On September 30, 1969, Crosby’s girlfriend Christine Hinton was killed in a car accident, and Crosby went into a major depression. He went on the most devastating concoction of recreational drugs of his life, and the group fell apart. Crosby tried playing with several other musicians and the group tried to reform in 1973, but the members were arguing even while they were performing. In 2016, Nash reported that Crosby, Stills & Nash would never perform again because of their poor relations with Crosby. Crosby continued to perform by himself and with others until 2021.
Cannabis, Politics and Other Activities
Crosby talked openly about his more than 50 years of using marijuana. “All those hit songs, every one of them, I wrote them all on cannabis.” He also said that Cannabidiol (CBD) helped him control his chronic shoulder pain. With a friend, he developed a craft cannabis brand called “MIGHTY CROZ,” and in 2018, he was invited to join the board of the National Organization for the Reform of Marijuana Laws (NORML).
He frequently discussed controversial topics, including the assassination of John F. Kennedy, the Vietnam War, and gun control. He was an avid sailor who sailed thousands of miles and said he had written many of his best songs aboard his 59′ Schooner, the Mayan.

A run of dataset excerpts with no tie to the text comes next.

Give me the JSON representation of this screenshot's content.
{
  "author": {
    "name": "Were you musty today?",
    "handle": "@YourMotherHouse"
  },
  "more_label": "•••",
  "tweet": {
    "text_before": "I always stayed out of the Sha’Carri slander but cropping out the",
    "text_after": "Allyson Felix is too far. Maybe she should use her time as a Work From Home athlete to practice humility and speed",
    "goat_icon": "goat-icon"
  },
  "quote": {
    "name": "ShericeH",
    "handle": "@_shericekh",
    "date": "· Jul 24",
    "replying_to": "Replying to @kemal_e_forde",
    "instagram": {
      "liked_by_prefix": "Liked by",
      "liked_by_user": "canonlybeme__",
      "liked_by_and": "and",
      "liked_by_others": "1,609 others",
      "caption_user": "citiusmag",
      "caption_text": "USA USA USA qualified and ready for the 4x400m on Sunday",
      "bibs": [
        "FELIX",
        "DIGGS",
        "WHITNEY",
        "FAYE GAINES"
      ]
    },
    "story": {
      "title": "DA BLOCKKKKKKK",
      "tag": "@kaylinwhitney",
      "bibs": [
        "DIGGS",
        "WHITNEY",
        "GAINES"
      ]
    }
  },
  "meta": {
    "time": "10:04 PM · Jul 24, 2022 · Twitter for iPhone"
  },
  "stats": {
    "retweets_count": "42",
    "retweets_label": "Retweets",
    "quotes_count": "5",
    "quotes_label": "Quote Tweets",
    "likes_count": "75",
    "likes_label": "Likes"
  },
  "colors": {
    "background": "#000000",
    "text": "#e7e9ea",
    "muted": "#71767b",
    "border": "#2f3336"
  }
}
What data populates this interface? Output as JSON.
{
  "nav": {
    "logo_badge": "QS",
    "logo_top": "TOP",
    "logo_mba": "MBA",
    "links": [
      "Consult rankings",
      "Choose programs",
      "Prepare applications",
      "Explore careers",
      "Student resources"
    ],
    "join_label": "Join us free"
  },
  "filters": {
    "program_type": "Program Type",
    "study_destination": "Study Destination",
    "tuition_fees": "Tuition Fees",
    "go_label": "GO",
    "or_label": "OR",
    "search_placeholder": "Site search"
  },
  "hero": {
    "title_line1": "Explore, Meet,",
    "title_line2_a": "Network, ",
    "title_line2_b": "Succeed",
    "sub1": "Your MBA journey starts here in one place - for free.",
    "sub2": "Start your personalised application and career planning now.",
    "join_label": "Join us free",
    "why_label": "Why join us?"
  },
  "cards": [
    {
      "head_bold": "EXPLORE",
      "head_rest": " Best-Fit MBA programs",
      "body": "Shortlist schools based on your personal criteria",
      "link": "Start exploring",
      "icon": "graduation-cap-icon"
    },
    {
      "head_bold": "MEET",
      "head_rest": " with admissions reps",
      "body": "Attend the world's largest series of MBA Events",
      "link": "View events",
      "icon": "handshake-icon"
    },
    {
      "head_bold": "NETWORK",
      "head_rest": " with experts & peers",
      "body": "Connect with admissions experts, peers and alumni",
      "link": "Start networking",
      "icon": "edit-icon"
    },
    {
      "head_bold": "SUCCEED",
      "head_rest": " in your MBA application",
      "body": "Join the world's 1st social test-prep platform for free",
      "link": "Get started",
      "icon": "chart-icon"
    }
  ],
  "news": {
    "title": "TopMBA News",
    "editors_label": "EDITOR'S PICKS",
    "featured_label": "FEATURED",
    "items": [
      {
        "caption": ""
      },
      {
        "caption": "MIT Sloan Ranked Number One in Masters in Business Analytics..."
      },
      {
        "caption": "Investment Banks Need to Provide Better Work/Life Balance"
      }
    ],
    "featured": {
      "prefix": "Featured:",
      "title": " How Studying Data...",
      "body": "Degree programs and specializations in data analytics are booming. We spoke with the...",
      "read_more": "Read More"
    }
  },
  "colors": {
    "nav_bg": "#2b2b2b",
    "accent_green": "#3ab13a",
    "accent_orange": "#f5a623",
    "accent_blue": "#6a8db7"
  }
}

In 1985, he was incarcerated in Texas for nine months for drunken driving, a hit-and-run accident, and possession of a concealed pistol and drugs. He was also arrested for driving into a fence and possessing a .45-caliber pistol and cocaine. In 2004 at age 63, he was charged with leaving marijuana, rolling papers, two knives, and a pistol in his baggage in a hotel room.
Family Connections and Health Issues
In 1962, when he was 21, Crosby had a son named James Raymond and placed him for adoption. They reconnected many years later, and in 1977, Raymond started to perform with his father as a member of CPR Band and eventually with the touring bands for Crosby, Stills & Nash. David’s older brother, Ethan, who taught him to play guitar and started his musical career with him, committed suicide in 1997.
David Crosby’s drug and alcohol problems damaged his liver, and hepatitis C destroyed it. In 1994, at age 53, he received a liver transplant. A damaged liver prevents your body from responding to insulin, so he became a diabetic and had to be treated with insulin. His disease also caused him to lose more than 50 pounds. He suffered at least three heart attacks and had eight stents put into arteries leading to his heart.
Fame Can Come With a Price
Don’t be envious of famous people. Crosby was brilliant and worked so hard that he resorted to drugs to get through long evening performances and nights of travel. I enjoy his music but do not find anything to admire in his lifestyle, his addictions or his inability to get along with the artists who supported him. Look elsewhere for role models for success.